Grant-in-Aid for Scientific Research (C)

Allocation TypeMulti-year Fund
Section一般
Review Section Basic Section 56020:Orthopedics-related
Research InstitutionKanazawa Medical University

Principal Investigator

SHIMADA Hiroki  金沢医科大学, 看護学部, 教授 (60278108)
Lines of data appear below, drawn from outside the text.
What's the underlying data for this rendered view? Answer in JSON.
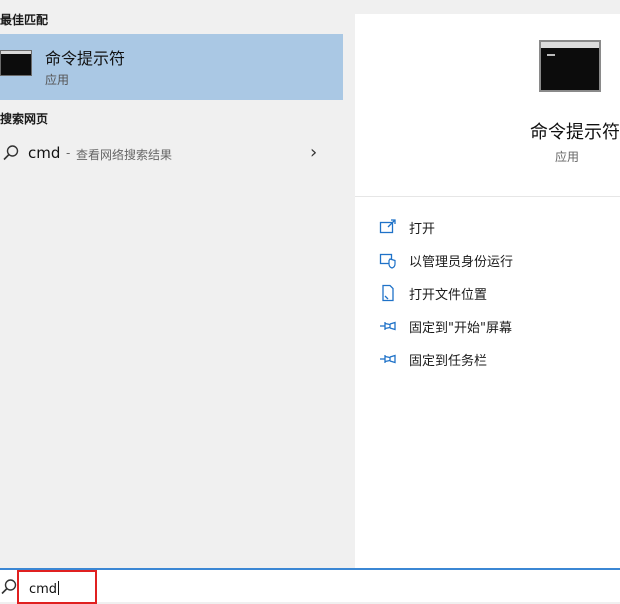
{
  "results": {
    "best_match_heading": "最佳匹配",
    "best_match": {
      "name": "命令提示符",
      "type": "应用"
    },
    "web_heading": "搜索网页",
    "web_item": {
      "query": "cmd",
      "separator": "-",
      "description": "查看网络搜索结果"
    }
  },
  "details": {
    "title": "命令提示符",
    "type": "应用",
    "actions": [
      {
        "label": "打开",
        "icon": "open-window-icon"
      },
      {
        "label": "以管理员身份运行",
        "icon": "admin-shield-icon"
      },
      {
        "label": "打开文件位置",
        "icon": "file-location-icon"
      },
      {
        "label": "固定到\"开始\"屏幕",
        "icon": "pin-icon"
      },
      {
        "label": "固定到任务栏",
        "icon": "pin-icon"
      }
    ]
  },
  "search": {
    "value": "cmd"
  },
  "colors": {
    "selection": "#aac8e4",
    "accent": "#3b87d4",
    "highlight_box": "#e02020",
    "icon_blue": "#1f72c8"
  }
}
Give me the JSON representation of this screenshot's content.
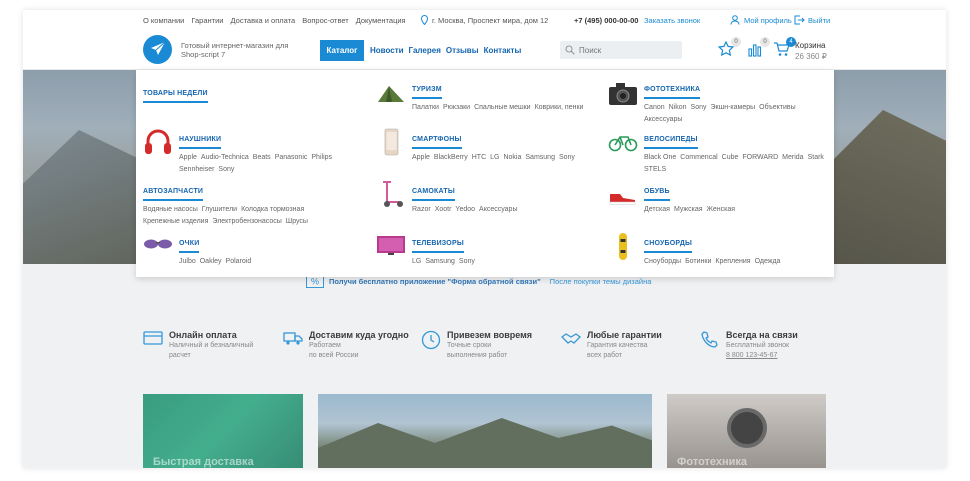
{
  "topbar": {
    "links": [
      "О компании",
      "Гарантии",
      "Доставка и оплата",
      "Вопрос-ответ",
      "Документация"
    ],
    "address": "г. Москва, Проспект мира, дом 12",
    "phone": "+7 (495) 000-00-00",
    "callback": "Заказать звонок",
    "profile": "Мой профиль",
    "logout": "Выйти"
  },
  "header": {
    "tagline": "Готовый интернет-магазин для Shop-script 7",
    "catalog_button": "Каталог",
    "nav": [
      "Новости",
      "Галерея",
      "Отзывы",
      "Контакты"
    ],
    "search_placeholder": "Поиск",
    "favorites_count": "0",
    "compare_count": "0",
    "cart_count": "4",
    "cart_label": "Корзина",
    "cart_total": "26 360 ₽"
  },
  "catalog": [
    {
      "title": "ТОВАРЫ НЕДЕЛИ",
      "items": [],
      "icon": "none"
    },
    {
      "title": "ТУРИЗМ",
      "items": [
        "Палатки",
        "Рюкзаки",
        "Спальные мешки",
        "Коврики, пенки"
      ],
      "icon": "tent-icon"
    },
    {
      "title": "ФОТОТЕХНИКА",
      "items": [
        "Canon",
        "Nikon",
        "Sony",
        "Экшн-камеры",
        "Объективы",
        "Аксессуары"
      ],
      "icon": "camera-icon"
    },
    {
      "title": "НАУШНИКИ",
      "items": [
        "Apple",
        "Audio-Technica",
        "Beats",
        "Panasonic",
        "Philips",
        "Sennheiser",
        "Sony"
      ],
      "icon": "headphones-icon"
    },
    {
      "title": "СМАРТФОНЫ",
      "items": [
        "Apple",
        "BlackBerry",
        "HTC",
        "LG",
        "Nokia",
        "Samsung",
        "Sony"
      ],
      "icon": "smartphone-icon"
    },
    {
      "title": "ВЕЛОСИПЕДЫ",
      "items": [
        "Black One",
        "Commencal",
        "Cube",
        "FORWARD",
        "Merida",
        "Stark",
        "STELS"
      ],
      "icon": "bicycle-icon"
    },
    {
      "title": "АВТОЗАПЧАСТИ",
      "items": [
        "Водяные насосы",
        "Глушители",
        "Колодка тормозная",
        "Крепежные изделия",
        "Электробензонасосы",
        "Шрусы"
      ],
      "icon": "none"
    },
    {
      "title": "САМОКАТЫ",
      "items": [
        "Razor",
        "Xootr",
        "Yedoo",
        "Аксессуары"
      ],
      "icon": "scooter-icon"
    },
    {
      "title": "ОБУВЬ",
      "items": [
        "Детская",
        "Мужская",
        "Женская"
      ],
      "icon": "shoe-icon"
    },
    {
      "title": "ОЧКИ",
      "items": [
        "Julbo",
        "Oakley",
        "Polaroid"
      ],
      "icon": "glasses-icon"
    },
    {
      "title": "ТЕЛЕВИЗОРЫ",
      "items": [
        "LG",
        "Samsung",
        "Sony"
      ],
      "icon": "tv-icon"
    },
    {
      "title": "СНОУБОРДЫ",
      "items": [
        "Сноуборды",
        "Ботинки",
        "Крепления",
        "Одежда"
      ],
      "icon": "snowboard-icon"
    }
  ],
  "promo": {
    "strong": "Получи бесплатно приложение \"Форма обратной связи\"",
    "light": "После покупки темы дизайна"
  },
  "features": [
    {
      "title": "Онлайн оплата",
      "sub1": "Наличный и безналичный",
      "sub2": "расчет",
      "icon": "card-icon"
    },
    {
      "title": "Доставим куда угодно",
      "sub1": "Работаем",
      "sub2": "по всей России",
      "icon": "truck-icon"
    },
    {
      "title": "Привезем вовремя",
      "sub1": "Точные сроки",
      "sub2": "выполнения работ",
      "icon": "clock-icon"
    },
    {
      "title": "Любые гарантии",
      "sub1": "Гарантия качества",
      "sub2": "всех работ",
      "icon": "handshake-icon"
    },
    {
      "title": "Всегда на связи",
      "sub1": "Бесплатный звонок",
      "sub2": "8 800 123-45-67",
      "icon": "phone-icon"
    }
  ],
  "cards": [
    {
      "label": "Быстрая доставка"
    },
    {
      "label": ""
    },
    {
      "label": "Фототехника"
    }
  ],
  "colors": {
    "accent": "#1a8ad4",
    "nav": "#1565b0"
  }
}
Project Period (FY) 2019-04-01 – 2023-03-31
Keywords骨軟骨形成 / 白内障 / 脱毛 / 脂質代謝
Outline of Final Research Achievements

We have previously established a strain of rats that exhibits congenital osteochondrodysplasia-related pathologies such as short face and severe curvature of the spine, as well as systemic pathologies such as cataracts, partial alopecia, and hyperkeratosis of the skin. This rat strain is very similar to the X-linked dominant Conradi-Hunermann type of petechial chondrodysplasia, which is caused by mutations in the cholesterol metabolism enzyme gene EBP.
The purpose of this study was to elucidate the etiology and pathogenesis of these rats.
Whole genome analysis revealed no mutation in the Ebp gene on the x sex chromosome between the control and the pathological groups. On the other hand, there were genes with missense mutations on the x chromosome that are thought to be related to lipid metabolism and bone formation.

Free Research Field

発生学

Academic Significance and Societal Importance of the Research Achievements

本研究で解析したラットは骨軟骨形成異常の病因解明を明らかにする上で非常に有用であると考えられる。さらにこの系統は骨軟骨形成異常のみならず,白内障,皮膚疾患等,広範囲な疾患の病因,病態を研究するうえで重要なモデルとなりうる。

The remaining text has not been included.